Asked on 4th October 2011 in Women

With the rise in discriminatory humour on the internet targeted at women - ie "Go make me a sandwich" - how does this make female internet users feel about themselves, about women's image in today's cyber-society and most importantly, how can we educate people to seeing that this isn't appropriate?

Good question! As with lots of the problems surrounding womens liberation, I suppose its primarily an issue of education. That means teaching people about why women are still disadvantaged in todays society, so that the language they use reflects this.

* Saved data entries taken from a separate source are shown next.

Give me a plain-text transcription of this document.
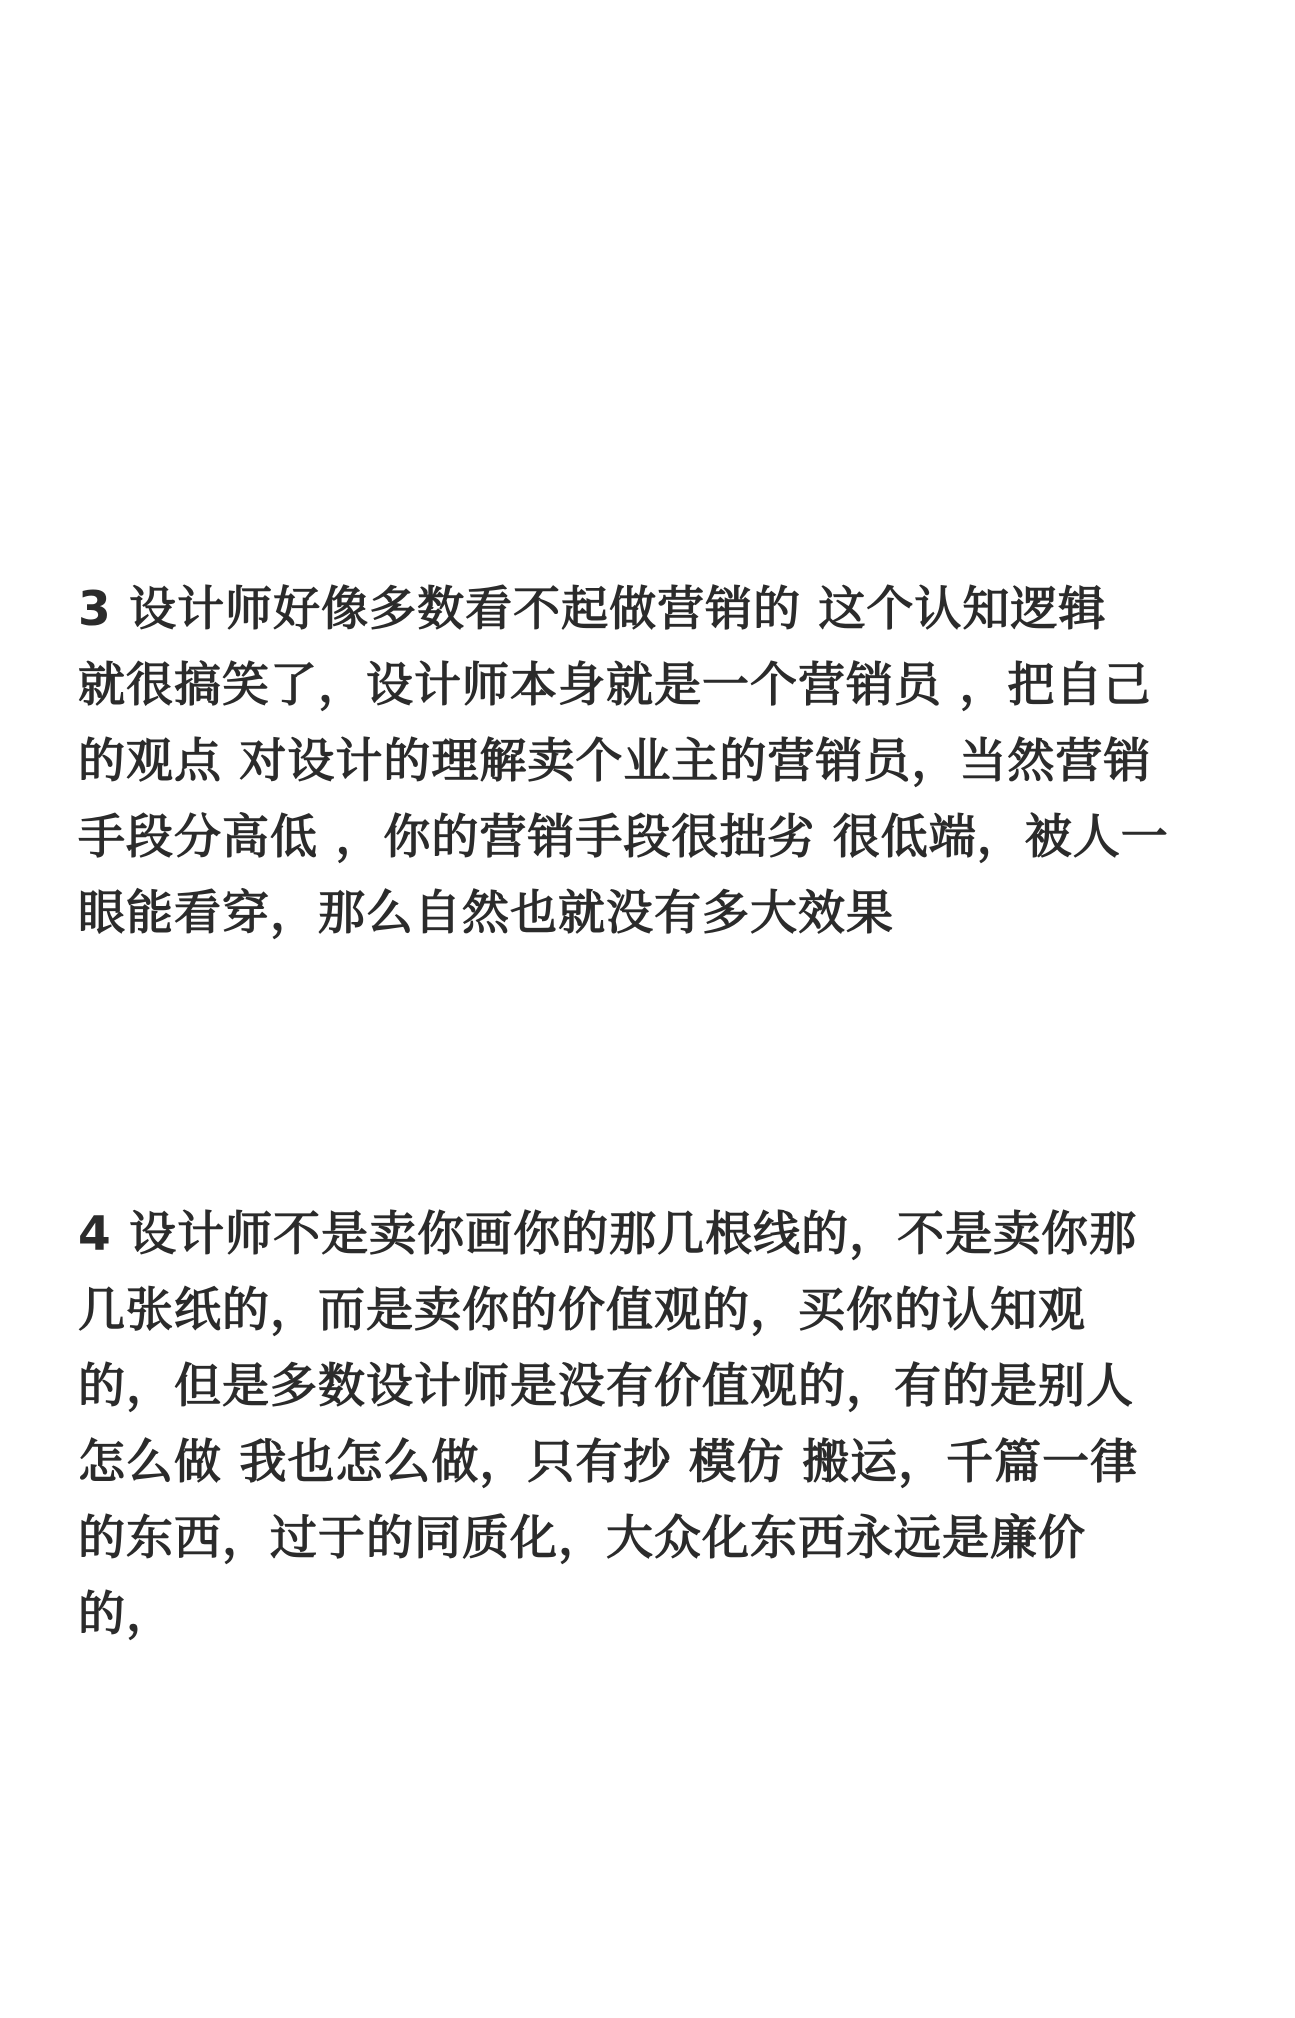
3 设计师好像多数看不起做营销的 这个认知逻辑
就很搞笑了，设计师本身就是一个营销员 ，把自己
的观点 对设计的理解卖个业主的营销员，当然营销
手段分高低 ，你的营销手段很拙劣 很低端，被人一
眼能看穿，那么自然也就没有多大效果
4 设计师不是卖你画你的那几根线的，不是卖你那
几张纸的，而是卖你的价值观的，买你的认知观
的，但是多数设计师是没有价值观的，有的是别人
怎么做 我也怎么做，只有抄 模仿 搬运，千篇一律
的东西，过于的同质化，大众化东西永远是廉价
的，
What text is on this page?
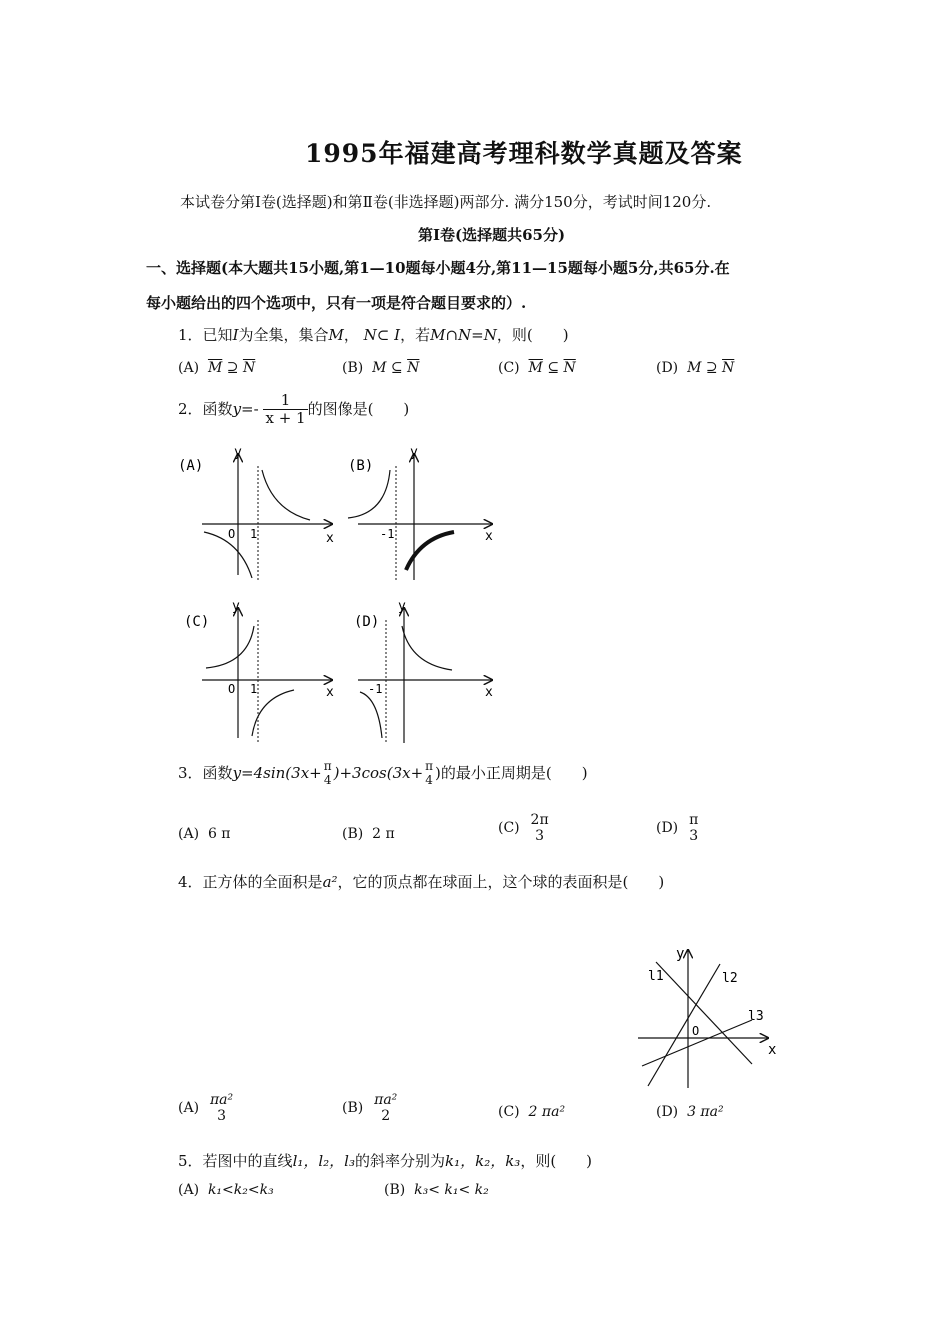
1995年福建高考理科数学真题及答案
本试卷分第Ⅰ卷(选择题)和第Ⅱ卷(非选择题)两部分. 满分150分，考试时间120分.
第Ⅰ卷(选择题共65分)
一、选择题(本大题共15小题,第1—10题每小题4分,第11—15题每小题5分,共65分.在
每小题给出的四个选项中，只有一项是符合题目要求的）.
1．已知I为全集，集合M， N⊂ I，若M∩N=N，则(　　)
(A) $\overline{M}$ ⊇ $\overline{N}$	(B) M ⊆ $\overline{N}$	(C) $\overline{M}$ ⊆ $\overline{N}$	(D) M ⊇ $\overline{N}$
2．函数$y=- \frac{1}{x + 1}$ 的图像是(　　)
(A)
y
x
O 1
(B)
y
x
-1
(C)
y
x
O 1
(D)
y
x
-1
3．函数y=4sin(3x+ π
4 )+3cos(3x+ π
4 )的最小正周期是(　　)
(A) 6 π	(B) 2 π	(C)
2π
3	(D)
π
3
4．正方体的全面积是a²，它的顶点都在球面上，这个球的表面积是(　　)
y
x
O
l1	l2
l3
(A)
πa²
3	(B)
πa²
2	(C) 2 πa²	(D) 3 πa²
5．若图中的直线l₁，l₂，l₃的斜率分别为k₁，k₂，k₃，则(　　)
(A) k₁<k₂<k₃	(B) k₃< k₁< k₂
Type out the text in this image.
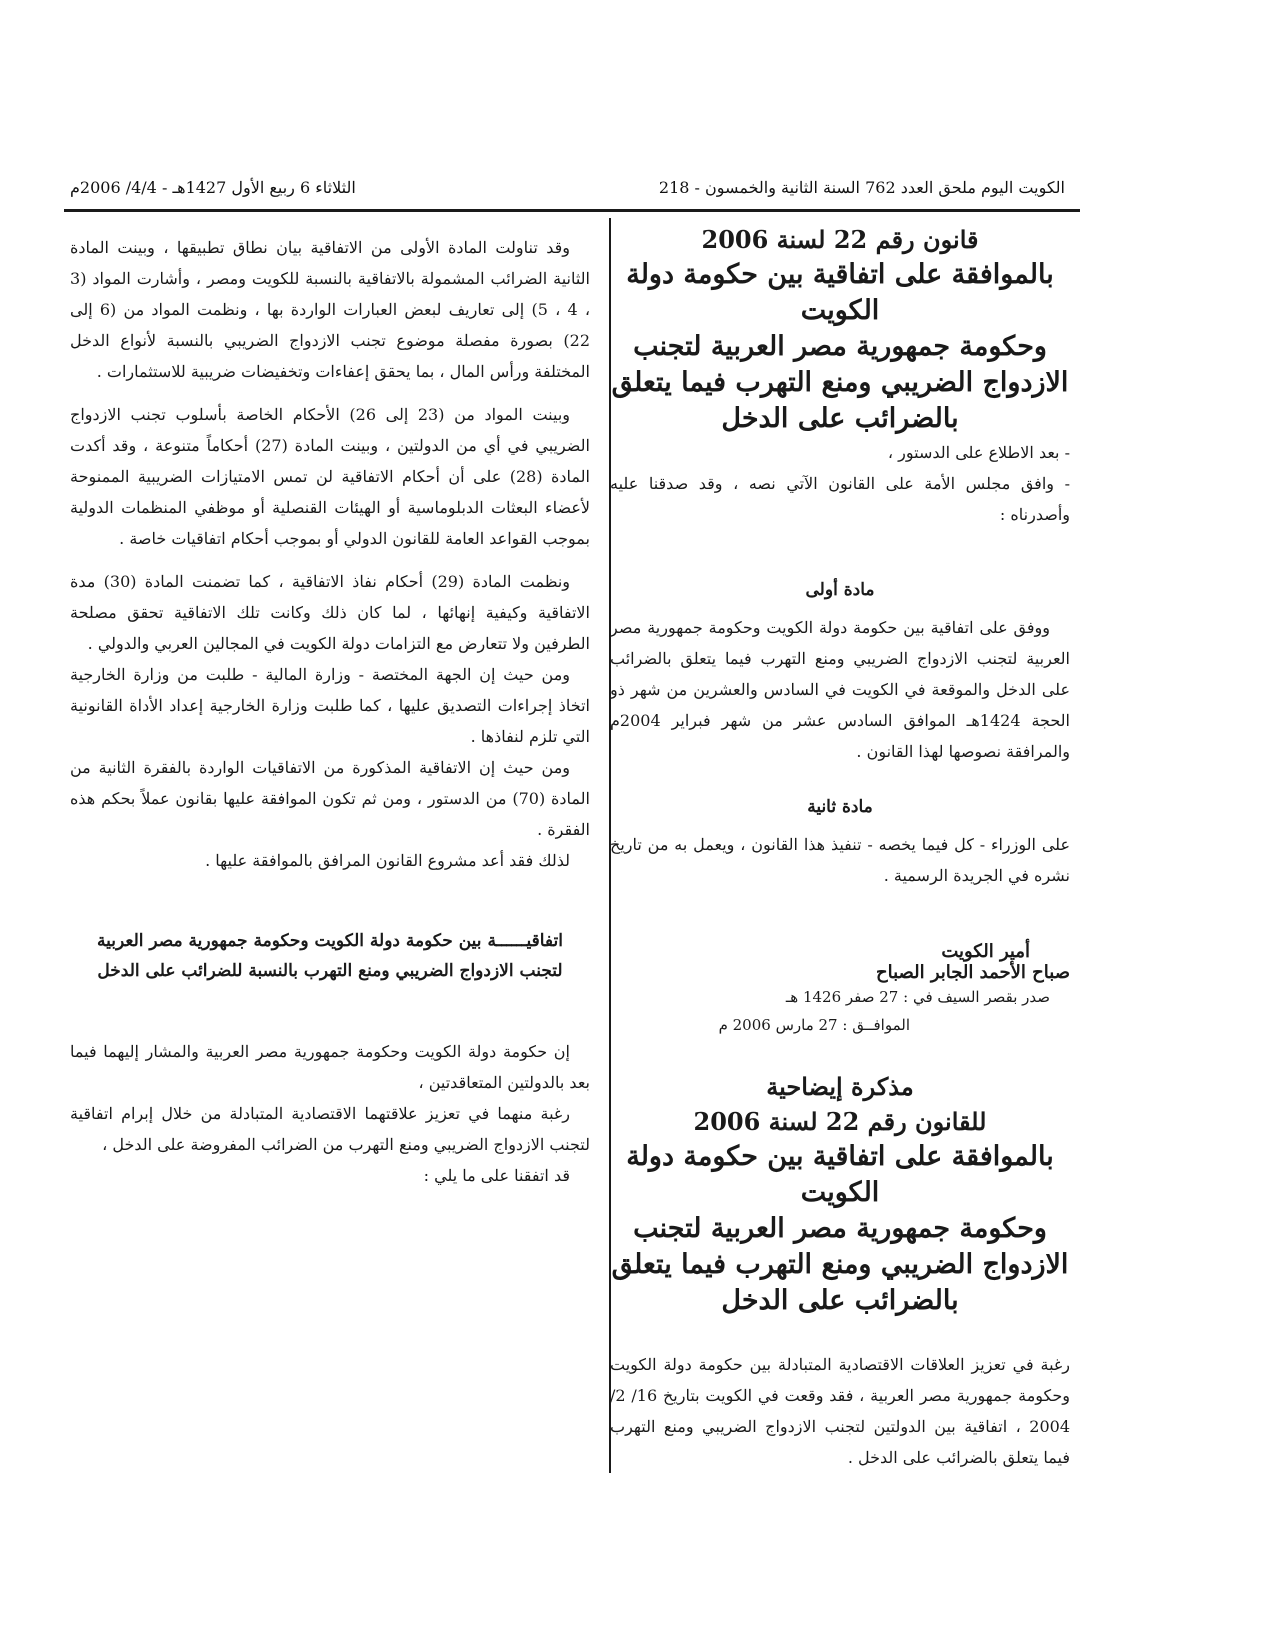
الكويت اليوم ملحق العدد 762 السنة الثانية والخمسون - 218
الثلاثاء 6 ربيع الأول 1427هـ - 4/4/ 2006م

قانون رقم 22 لسنة 2006

بالموافقة على اتفاقية بين حكومة دولة الكويت

وحكومة جمهورية مصر العربية لتجنب

الازدواج الضريبي ومنع التهرب فيما يتعلق

بالضرائب على الدخل

- بعد الاطلاع على الدستور ،

- وافق مجلس الأمة على القانون الآتي نصه ، وقد صدقنا عليه وأصدرناه :

مادة أولى

ووفق على اتفاقية بين حكومة دولة الكويت وحكومة جمهورية مصر العربية لتجنب الازدواج الضريبي ومنع التهرب فيما يتعلق بالضرائب على الدخل والموقعة في الكويت في السادس والعشرين من شهر ذو الحجة 1424هـ الموافق السادس عشر من شهر فبراير 2004م والمرافقة نصوصها لهذا القانون .

مادة ثانية

على الوزراء - كل فيما يخصه - تنفيذ هذا القانون ، ويعمل به من تاريخ نشره في الجريدة الرسمية .

أمير الكويت

صباح الأحمد الجابر الصباح

صدر بقصر السيف في : 27 صفر 1426 هـ

الموافــق : 27 مارس 2006 م

مذكرة إيضاحية

للقانون رقم 22 لسنة 2006

بالموافقة على اتفاقية بين حكومة دولة الكويت

وحكومة جمهورية مصر العربية لتجنب

الازدواج الضريبي ومنع التهرب فيما يتعلق

بالضرائب على الدخل

رغبة في تعزيز العلاقات الاقتصادية المتبادلة بين حكومة دولة الكويت وحكومة جمهورية مصر العربية ، فقد وقعت في الكويت بتاريخ 16/ 2/ 2004 ، اتفاقية بين الدولتين لتجنب الازدواج الضريبي ومنع التهرب فيما يتعلق بالضرائب على الدخل .

وقد تناولت المادة الأولى من الاتفاقية بيان نطاق تطبيقها ، وبينت المادة الثانية الضرائب المشمولة بالاتفاقية بالنسبة للكويت ومصر ، وأشارت المواد (3 ، 4 ، 5) إلى تعاريف لبعض العبارات الواردة بها ، ونظمت المواد من (6 إلى 22) بصورة مفصلة موضوع تجنب الازدواج الضريبي بالنسبة لأنواع الدخل المختلفة ورأس المال ، بما يحقق إعفاءات وتخفيضات ضريبية للاستثمارات .

وبينت المواد من (23 إلى 26) الأحكام الخاصة بأسلوب تجنب الازدواج الضريبي في أي من الدولتين ، وبينت المادة (27) أحكاماً متنوعة ، وقد أكدت المادة (28) على أن أحكام الاتفاقية لن تمس الامتيازات الضريبية الممنوحة لأعضاء البعثات الدبلوماسية أو الهيئات القنصلية أو موظفي المنظمات الدولية بموجب القواعد العامة للقانون الدولي أو بموجب أحكام اتفاقيات خاصة .

ونظمت المادة (29) أحكام نفاذ الاتفاقية ، كما تضمنت المادة (30) مدة الاتفاقية وكيفية إنهائها ، لما كان ذلك وكانت تلك الاتفاقية تحقق مصلحة الطرفين ولا تتعارض مع التزامات دولة الكويت في المجالين العربي والدولي .

ومن حيث إن الجهة المختصة - وزارة المالية - طلبت من وزارة الخارجية اتخاذ إجراءات التصديق عليها ، كما طلبت وزارة الخارجية إعداد الأداة القانونية التي تلزم لنفاذها .

ومن حيث إن الاتفاقية المذكورة من الاتفاقيات الواردة بالفقرة الثانية من المادة (70) من الدستور ، ومن ثم تكون الموافقة عليها بقانون عملاً بحكم هذه الفقرة .

لذلك فقد أعد مشروع القانون المرافق بالموافقة عليها .

اتفاقيــــــة بين حكومة دولة الكويت وحكومة جمهورية مصر العربية لتجنب الازدواج الضريبي ومنع التهرب بالنسبة للضرائب على الدخل

إن حكومة دولة الكويت وحكومة جمهورية مصر العربية والمشار إليهما فيما بعد بالدولتين المتعاقدتين ،

رغبة منهما في تعزيز علاقتهما الاقتصادية المتبادلة من خلال إبرام اتفاقية لتجنب الازدواج الضريبي ومنع التهرب من الضرائب المفروضة على الدخل ،

قد اتفقنا على ما يلي :
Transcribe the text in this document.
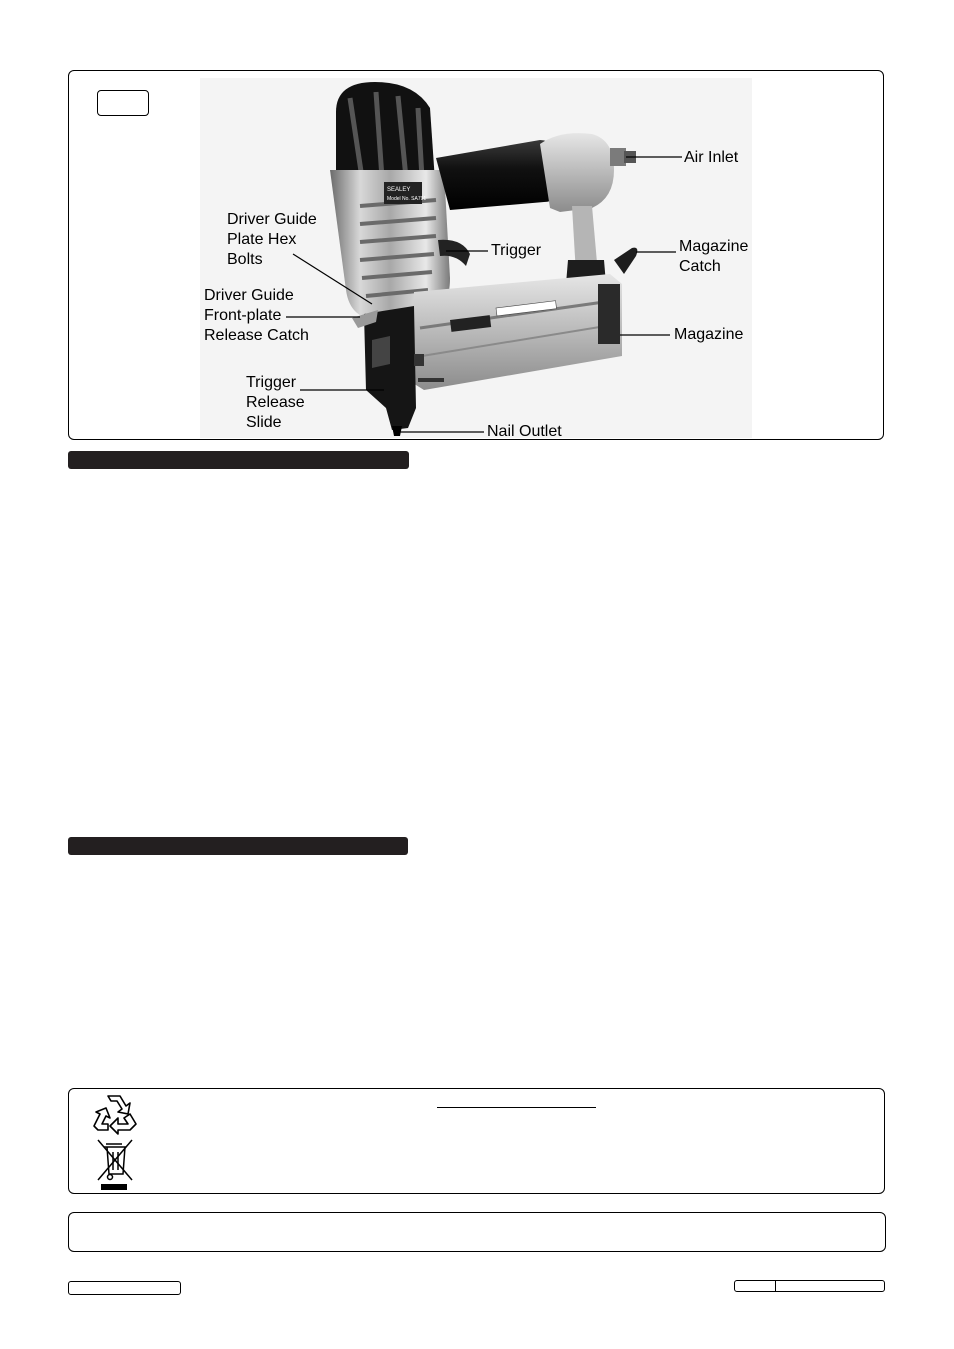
SEALEY
Model No. SA791
Air Inlet
Trigger	Magazine
Catch
Magazine
Driver Guide
Plate Hex
Bolts
Driver Guide
Front-plate
Release Catch
Trigger
Release
Slide
Nail Outlet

This concern is also particularly problematic, since its likely to be part of a backlash to the perceived successes of the feminist movement. So since a lot of people, men and women alike, believe that feminism aims for the equality of genders, it is often believed that, since many of the physical barriers have been removed so that women are no longer officially discriminated against, that feminism has achieved all that it aims to. However, since women are subject to negative stereotyping and covert discrimination, they are clearly not truly equal. So the view that women are equal to men, means that people assume that its acceptable to make these kinds of jokes, which obviously just entrench the underlying prejudices women face. Quite often it seems like, when people are confronted when they make these sorts of jokes, they dont intend them to be taken in a malicious, anti-feminist way, and its more a case of their not having understood the issues. So it looks to me like we just need to explain to people carefully why this sort of humour is damaging, and be aware that they probably dont intend it in a harmful or offensive way. We just need to make sure that everyone understands the issues behind why this humour is unacceptable.